Ken Soring, DNR regional enforcement supervisor at Grand Rapids, also has heard a lot of support among deer hunters for having wolf season during the firearms deer season.

“If deer hunters had an option to buy a tag (to take a wolf), that might even be a pretty marketable hunt for non-residents,” Soring said. “Where else can you hunt deer and have a chance at a wolf? I think that’s something people would drive for.”

Management costs

Managing Minnesota’s wolves will cost more than a half-million dollars in the state’s next fiscal year, the Department of Natural Resources says. The state took over management of the species Jan. 27, after it was removed from the federal Endangered Species List.

The DNR’s Stark says managing the wolf will cost $546,000 from July 1, 2012, to June 30, 2013. Of that, $275,000 is for wolf depredation management, which means trapping wolves that have caused damage to livestock or pets.

Another $131,000 is for staff time, $100,000 for wolf research and monitoring, and $45,000 to administer proposed wolf hunting and trapping seasons, Stark said. Most of that funding would come from the DNR’s Game and Fish Fund, which is derived primarily from license dollars.

The DNR plans to conduct a wolf population survey starting this year similar to surveys it has done in the past, Stark said.

That study would involve radio-collaring some wolves starting early next summer to monitor their movements and pack sizes. In addition, resource professionals from several natural resources agencies would be asked to record observations of wolves and wolf sign as they go about their jobs. Those observations, along with information from the radio-collared wolves, would be put into population models to determine a population estimate.

Currently, about 3,000 wolves are thought to be roaming Minnesota, primarily in the forested region and the transition zone between forests and prairies.

Depredation issues

Stark said he’s spending most of his time now on wolf depredation issues, mostly answering questions about what role the state will play in addressing depredation. In the past, the U.S. Department of Agriculture’s Wildlife Services program in Minnesota trapped and killed wolves where they were causing livestock depredation. In the past year, they trapped and killed about 215 wolves. But that program, based in Grand Rapids, has lost its funding. That leaves depredation management to the state for the time being, although Minnesota senators Al Franken and Amy Klobuchar are trying to get federal funding reinstated.

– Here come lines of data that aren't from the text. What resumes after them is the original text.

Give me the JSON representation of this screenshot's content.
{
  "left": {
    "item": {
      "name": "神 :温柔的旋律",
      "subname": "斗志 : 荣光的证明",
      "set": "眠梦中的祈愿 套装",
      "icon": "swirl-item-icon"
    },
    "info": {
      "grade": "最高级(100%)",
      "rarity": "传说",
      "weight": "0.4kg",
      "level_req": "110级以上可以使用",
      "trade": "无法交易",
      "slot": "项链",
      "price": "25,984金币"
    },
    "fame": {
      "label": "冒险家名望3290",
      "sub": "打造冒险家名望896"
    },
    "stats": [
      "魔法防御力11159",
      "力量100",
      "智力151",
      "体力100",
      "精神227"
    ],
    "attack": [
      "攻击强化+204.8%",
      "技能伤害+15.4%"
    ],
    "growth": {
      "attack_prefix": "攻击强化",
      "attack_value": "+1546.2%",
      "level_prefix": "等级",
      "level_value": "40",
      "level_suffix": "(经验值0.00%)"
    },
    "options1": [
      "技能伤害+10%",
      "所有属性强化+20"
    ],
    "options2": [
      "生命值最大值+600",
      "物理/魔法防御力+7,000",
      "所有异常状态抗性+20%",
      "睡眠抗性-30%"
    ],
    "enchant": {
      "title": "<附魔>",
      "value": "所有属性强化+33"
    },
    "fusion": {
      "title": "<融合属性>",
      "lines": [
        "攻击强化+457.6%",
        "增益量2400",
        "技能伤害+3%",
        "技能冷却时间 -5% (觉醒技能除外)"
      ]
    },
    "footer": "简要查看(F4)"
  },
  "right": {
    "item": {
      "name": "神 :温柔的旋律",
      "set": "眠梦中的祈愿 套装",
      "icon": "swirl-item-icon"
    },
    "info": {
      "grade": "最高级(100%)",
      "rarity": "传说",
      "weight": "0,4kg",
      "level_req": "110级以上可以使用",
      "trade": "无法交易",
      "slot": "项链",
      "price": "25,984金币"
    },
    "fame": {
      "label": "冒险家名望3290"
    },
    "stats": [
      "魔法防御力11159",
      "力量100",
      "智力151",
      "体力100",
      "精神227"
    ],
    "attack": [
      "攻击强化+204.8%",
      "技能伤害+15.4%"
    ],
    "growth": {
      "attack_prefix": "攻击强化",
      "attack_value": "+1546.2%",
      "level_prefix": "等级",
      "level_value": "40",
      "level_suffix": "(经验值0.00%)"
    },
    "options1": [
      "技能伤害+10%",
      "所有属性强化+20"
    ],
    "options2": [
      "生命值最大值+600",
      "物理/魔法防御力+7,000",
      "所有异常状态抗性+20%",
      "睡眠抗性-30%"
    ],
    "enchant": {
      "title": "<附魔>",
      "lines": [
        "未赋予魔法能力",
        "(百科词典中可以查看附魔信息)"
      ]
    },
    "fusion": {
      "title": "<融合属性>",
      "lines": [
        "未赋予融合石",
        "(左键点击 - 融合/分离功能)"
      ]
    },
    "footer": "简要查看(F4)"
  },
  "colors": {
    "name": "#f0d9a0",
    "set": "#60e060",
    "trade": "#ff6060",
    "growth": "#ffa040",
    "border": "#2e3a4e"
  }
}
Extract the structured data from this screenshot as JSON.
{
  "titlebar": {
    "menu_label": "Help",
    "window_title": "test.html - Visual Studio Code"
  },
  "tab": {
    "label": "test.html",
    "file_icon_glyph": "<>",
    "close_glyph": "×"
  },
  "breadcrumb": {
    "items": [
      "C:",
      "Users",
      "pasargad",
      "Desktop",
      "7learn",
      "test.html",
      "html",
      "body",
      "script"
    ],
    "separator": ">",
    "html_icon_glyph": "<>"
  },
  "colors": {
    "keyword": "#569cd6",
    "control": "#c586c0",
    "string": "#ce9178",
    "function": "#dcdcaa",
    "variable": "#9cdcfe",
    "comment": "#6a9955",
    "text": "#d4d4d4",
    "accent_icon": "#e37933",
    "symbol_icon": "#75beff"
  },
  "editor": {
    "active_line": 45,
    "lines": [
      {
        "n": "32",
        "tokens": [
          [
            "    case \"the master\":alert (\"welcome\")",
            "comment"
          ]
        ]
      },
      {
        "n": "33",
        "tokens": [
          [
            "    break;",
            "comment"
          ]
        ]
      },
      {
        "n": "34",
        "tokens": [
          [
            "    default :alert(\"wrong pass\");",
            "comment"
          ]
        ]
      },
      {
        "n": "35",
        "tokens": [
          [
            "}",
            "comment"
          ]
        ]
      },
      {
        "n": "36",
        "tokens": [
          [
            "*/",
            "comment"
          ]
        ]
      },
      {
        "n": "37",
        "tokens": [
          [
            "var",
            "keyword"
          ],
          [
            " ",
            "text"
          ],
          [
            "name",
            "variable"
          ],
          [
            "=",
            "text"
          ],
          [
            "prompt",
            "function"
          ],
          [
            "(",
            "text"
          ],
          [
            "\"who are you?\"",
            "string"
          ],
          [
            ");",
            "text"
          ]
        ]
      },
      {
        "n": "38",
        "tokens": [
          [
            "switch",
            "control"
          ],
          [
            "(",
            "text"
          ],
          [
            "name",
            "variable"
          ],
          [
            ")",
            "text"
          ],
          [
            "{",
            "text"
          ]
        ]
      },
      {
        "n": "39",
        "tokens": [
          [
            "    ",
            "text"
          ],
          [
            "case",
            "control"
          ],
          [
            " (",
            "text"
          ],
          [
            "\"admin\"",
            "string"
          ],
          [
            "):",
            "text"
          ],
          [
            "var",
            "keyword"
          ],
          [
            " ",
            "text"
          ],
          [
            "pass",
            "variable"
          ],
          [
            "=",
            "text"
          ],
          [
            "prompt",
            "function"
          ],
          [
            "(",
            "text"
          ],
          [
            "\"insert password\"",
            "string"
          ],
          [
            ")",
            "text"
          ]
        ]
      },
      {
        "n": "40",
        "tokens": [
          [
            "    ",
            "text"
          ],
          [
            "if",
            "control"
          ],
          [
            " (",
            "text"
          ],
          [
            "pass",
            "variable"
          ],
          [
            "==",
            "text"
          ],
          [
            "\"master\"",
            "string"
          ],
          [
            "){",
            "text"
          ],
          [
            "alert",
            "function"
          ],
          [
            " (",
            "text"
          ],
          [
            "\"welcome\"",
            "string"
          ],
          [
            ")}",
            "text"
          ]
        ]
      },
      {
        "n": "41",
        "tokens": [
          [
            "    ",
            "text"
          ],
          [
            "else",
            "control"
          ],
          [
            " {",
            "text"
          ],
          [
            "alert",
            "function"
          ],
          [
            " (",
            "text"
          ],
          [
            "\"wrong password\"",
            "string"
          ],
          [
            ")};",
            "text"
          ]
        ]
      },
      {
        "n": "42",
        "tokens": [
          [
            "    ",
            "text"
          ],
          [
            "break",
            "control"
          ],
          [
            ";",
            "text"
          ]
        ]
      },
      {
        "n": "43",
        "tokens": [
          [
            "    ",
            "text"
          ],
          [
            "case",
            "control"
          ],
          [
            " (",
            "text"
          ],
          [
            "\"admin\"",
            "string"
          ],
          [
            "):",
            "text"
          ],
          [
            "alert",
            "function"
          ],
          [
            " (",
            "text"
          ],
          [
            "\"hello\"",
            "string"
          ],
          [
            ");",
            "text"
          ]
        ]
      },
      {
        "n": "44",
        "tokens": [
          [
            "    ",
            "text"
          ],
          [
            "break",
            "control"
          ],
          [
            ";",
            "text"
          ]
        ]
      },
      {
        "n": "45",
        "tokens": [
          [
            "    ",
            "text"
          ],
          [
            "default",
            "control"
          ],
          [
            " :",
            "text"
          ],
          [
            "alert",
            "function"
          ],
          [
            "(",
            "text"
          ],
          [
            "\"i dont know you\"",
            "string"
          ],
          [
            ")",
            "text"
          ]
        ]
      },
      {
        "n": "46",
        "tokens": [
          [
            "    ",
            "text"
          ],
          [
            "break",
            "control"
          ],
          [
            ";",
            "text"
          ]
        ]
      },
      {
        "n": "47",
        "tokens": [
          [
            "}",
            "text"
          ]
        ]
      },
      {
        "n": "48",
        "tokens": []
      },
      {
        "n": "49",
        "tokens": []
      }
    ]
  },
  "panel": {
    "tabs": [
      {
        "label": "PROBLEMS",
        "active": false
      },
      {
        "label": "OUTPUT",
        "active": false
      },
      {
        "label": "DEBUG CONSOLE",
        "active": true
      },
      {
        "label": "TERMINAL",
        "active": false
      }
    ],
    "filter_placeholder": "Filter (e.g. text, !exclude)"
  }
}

Currently, the state has 19 private trappers who had already been trained by the DNR to deal with depredation complaints, Stark said. The agency plans to train more trappers for that purpose, Stark said. The only active depredation complaint being worked now is near Nashwauk, where a wolf is believed to have attacked and injured a dog, Stark said.

Livestock depredation complaints usually pick up in April and continue through July and August as calves are born to cattle, he said.

The DNR has designated three of its conservation officers to deal with wolf issues, including depredation complaints, the DNR’s Soring said. The state’s Wolf Management Plan calls for adding three conservation officers to the state’s current force specifically for wolf issues. Money for those positions would have to be appropriated by the Legislature, Soring said.